# If g is the inverse of f and if f(x)=x^3-5x^2+2x-1, how do you calculate g'(-9) if the domain of f(x) is the set of integers less than 0? Thanks in advance for taking time to help me out. Steve?

Sep 13, 2016

Use d/dx(f^-1(b)) = 1/(f'(f^-1(b))

#### Explanation:

We have, in this case $b = - 9$. We need ${f}^{-} 1 \left(- 9\right)$.

That is: we need $x$ in the domain of $f$ such that $f \left(x\right) = - 9$.

We must solve $f \left(x\right) = - 9$ for solutions in the domain of $f$.

Solve
${x}^{3} - 5 {x}^{2} + 2 x - 1 = - 9$.

If you know the rational zeros theorem, use it. Otherwise, you'll need to solve "by inspection". (That's the fancy name for "guess and check".)
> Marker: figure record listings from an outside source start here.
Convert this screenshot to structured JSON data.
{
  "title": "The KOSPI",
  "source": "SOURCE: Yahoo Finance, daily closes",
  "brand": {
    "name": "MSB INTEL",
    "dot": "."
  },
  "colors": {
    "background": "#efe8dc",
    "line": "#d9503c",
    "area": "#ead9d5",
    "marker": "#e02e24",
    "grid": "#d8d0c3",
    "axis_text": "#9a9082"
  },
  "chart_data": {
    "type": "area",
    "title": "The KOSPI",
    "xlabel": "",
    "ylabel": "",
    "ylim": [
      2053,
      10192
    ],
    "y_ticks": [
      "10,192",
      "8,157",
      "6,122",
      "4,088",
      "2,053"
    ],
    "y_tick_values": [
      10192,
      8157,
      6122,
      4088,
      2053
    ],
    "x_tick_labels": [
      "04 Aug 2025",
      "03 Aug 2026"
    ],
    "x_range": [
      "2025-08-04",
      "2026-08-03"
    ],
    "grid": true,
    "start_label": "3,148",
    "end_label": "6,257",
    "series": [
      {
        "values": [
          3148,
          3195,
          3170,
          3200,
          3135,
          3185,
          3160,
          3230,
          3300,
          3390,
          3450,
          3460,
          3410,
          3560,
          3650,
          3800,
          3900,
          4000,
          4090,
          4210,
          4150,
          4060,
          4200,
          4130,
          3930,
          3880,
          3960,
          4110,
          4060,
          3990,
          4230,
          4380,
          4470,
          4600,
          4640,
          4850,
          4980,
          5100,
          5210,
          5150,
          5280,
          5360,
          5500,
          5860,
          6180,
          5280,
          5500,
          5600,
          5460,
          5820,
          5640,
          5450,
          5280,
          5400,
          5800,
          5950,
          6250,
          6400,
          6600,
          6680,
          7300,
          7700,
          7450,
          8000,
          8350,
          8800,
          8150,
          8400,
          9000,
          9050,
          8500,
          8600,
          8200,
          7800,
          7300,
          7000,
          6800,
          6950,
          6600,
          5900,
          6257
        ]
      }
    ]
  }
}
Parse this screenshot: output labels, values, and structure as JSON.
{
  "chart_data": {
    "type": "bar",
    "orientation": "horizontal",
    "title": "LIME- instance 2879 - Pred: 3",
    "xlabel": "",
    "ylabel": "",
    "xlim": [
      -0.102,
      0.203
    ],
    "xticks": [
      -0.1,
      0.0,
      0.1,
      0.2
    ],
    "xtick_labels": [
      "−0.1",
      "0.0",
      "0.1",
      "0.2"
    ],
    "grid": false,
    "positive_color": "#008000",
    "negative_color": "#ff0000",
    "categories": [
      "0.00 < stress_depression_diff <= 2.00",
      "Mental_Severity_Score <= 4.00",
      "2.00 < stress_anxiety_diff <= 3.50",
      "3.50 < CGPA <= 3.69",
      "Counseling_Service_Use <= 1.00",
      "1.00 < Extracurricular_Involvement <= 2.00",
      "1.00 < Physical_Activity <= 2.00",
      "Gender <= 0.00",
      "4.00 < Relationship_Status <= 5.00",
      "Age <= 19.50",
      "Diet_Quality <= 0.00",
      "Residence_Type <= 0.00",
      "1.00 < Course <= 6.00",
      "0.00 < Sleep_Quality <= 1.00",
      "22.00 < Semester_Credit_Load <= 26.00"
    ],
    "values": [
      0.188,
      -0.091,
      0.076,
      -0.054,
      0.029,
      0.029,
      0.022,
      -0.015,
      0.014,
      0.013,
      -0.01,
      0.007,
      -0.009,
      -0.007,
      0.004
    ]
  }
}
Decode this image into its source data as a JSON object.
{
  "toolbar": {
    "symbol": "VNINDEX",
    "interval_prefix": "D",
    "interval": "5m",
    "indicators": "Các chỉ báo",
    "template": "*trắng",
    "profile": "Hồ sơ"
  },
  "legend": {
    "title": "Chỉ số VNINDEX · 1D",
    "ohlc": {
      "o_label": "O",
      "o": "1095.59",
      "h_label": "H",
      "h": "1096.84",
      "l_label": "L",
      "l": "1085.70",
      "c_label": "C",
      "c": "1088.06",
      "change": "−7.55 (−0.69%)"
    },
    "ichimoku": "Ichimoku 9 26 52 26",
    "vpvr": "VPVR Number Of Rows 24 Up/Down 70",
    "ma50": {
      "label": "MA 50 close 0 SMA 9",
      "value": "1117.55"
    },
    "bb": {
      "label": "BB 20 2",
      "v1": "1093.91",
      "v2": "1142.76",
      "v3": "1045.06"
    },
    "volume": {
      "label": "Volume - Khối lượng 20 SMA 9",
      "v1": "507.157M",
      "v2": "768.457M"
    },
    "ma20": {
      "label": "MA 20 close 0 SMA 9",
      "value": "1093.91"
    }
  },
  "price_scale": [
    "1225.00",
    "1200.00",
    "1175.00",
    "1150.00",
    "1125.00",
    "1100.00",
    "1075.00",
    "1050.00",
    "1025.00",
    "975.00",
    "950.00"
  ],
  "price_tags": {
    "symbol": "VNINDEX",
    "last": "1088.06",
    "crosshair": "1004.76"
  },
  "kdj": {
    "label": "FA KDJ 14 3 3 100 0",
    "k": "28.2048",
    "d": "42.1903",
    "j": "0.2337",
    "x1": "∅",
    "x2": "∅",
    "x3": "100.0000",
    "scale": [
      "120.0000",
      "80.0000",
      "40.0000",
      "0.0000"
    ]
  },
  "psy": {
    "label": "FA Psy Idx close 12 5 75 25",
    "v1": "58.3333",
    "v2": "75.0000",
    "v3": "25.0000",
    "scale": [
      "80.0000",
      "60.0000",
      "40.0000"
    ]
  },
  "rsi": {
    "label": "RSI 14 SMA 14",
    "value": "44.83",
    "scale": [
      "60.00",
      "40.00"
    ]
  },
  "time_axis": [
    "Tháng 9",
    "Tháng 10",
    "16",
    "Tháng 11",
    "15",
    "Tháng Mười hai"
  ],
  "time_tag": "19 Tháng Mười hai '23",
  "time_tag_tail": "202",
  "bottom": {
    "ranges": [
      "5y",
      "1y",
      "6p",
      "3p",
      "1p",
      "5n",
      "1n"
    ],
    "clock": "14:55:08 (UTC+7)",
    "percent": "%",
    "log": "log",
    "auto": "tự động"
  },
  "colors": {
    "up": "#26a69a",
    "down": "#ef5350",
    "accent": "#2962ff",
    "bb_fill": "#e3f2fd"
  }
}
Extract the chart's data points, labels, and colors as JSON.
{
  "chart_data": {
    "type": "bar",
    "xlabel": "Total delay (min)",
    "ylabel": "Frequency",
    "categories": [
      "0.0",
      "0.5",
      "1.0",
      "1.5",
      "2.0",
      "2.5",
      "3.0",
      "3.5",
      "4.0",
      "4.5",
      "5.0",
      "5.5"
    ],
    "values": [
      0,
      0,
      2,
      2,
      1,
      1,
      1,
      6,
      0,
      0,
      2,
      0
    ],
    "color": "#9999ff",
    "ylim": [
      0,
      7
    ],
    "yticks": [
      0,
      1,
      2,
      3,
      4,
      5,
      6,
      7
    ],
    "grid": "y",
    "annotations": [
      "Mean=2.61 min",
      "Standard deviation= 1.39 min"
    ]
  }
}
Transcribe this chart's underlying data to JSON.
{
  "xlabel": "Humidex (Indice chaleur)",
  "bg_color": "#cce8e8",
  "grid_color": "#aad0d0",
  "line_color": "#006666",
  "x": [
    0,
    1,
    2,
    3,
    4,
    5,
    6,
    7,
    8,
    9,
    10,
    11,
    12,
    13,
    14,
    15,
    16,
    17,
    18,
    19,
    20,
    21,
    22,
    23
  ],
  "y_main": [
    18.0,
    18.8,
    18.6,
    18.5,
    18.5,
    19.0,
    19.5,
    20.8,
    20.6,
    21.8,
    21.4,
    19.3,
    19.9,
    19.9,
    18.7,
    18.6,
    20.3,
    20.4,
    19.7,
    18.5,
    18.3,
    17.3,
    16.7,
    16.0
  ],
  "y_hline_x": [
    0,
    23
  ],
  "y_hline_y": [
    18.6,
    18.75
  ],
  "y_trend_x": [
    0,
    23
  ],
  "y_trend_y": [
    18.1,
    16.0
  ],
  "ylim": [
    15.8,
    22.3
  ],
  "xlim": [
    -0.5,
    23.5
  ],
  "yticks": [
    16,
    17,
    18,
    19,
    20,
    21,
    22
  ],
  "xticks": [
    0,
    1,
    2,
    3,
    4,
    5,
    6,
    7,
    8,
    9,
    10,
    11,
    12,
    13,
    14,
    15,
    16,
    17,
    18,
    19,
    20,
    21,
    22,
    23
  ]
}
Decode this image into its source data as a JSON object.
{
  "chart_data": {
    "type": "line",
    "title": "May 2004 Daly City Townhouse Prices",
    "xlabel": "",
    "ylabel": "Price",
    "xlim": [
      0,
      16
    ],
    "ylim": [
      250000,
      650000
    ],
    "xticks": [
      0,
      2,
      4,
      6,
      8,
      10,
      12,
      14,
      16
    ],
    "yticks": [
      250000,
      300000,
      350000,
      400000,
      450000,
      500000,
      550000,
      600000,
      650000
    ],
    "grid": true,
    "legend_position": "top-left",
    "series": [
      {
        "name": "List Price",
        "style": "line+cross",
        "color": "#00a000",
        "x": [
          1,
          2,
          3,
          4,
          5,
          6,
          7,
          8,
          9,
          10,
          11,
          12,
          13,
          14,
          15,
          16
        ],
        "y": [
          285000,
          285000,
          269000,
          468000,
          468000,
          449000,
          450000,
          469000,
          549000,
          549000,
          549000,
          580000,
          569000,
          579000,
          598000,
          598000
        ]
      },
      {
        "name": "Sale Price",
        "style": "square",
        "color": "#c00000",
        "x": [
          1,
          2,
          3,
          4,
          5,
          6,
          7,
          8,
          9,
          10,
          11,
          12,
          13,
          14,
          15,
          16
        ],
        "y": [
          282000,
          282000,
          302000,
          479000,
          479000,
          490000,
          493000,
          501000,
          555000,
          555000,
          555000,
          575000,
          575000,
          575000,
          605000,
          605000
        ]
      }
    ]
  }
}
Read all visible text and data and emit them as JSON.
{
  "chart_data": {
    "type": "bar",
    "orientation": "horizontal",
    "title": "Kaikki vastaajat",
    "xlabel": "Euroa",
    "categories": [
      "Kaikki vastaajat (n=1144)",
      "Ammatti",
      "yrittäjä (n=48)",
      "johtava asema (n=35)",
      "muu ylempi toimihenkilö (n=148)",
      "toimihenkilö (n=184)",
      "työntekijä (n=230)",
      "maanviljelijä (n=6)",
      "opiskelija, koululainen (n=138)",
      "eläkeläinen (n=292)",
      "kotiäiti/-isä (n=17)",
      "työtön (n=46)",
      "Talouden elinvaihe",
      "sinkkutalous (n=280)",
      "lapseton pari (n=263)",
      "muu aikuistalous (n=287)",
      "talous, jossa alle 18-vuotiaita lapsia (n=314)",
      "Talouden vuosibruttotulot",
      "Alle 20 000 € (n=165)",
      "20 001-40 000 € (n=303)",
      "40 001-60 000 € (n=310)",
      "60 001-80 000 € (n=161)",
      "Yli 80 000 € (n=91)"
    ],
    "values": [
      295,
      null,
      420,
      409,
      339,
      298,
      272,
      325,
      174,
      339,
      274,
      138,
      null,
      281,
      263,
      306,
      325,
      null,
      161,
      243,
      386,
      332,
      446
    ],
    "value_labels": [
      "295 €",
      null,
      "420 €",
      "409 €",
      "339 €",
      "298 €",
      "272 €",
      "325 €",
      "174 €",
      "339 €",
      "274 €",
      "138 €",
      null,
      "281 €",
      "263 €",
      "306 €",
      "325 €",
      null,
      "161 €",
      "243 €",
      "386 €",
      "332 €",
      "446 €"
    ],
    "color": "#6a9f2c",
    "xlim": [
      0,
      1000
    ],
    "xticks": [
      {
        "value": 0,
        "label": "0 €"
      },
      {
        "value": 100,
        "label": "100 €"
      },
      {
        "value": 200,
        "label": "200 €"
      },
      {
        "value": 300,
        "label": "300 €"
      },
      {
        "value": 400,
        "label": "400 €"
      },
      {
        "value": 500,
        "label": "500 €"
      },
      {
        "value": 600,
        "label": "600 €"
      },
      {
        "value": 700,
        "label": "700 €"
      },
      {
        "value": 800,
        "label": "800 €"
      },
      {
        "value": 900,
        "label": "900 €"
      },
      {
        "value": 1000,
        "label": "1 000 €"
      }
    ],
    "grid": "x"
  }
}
Try $x = 1$, $x = 2$, $x = - 1$ STOP!

$f \left(- x\right) = - 9$ and $- 1$ is in the domain of $f$, so if the problem is well written that should be the only solution in the domain. (If there are multiple solutions, then $f$ is not invertible.)

$f ' \left(x\right) = 3 {x}^{2} - 10 x + 2$,

and $f \left(- 1\right) = 15$.

$\frac{d}{\mathrm{dx}} \left({f}^{-} 1 \left(- 9\right)\right) = \frac{1}{f ' \left({f}^{-} 1 \left(- 9\right)\right)} = \frac{1}{f ' \left(- 1\right)} = \frac{1}{15}$.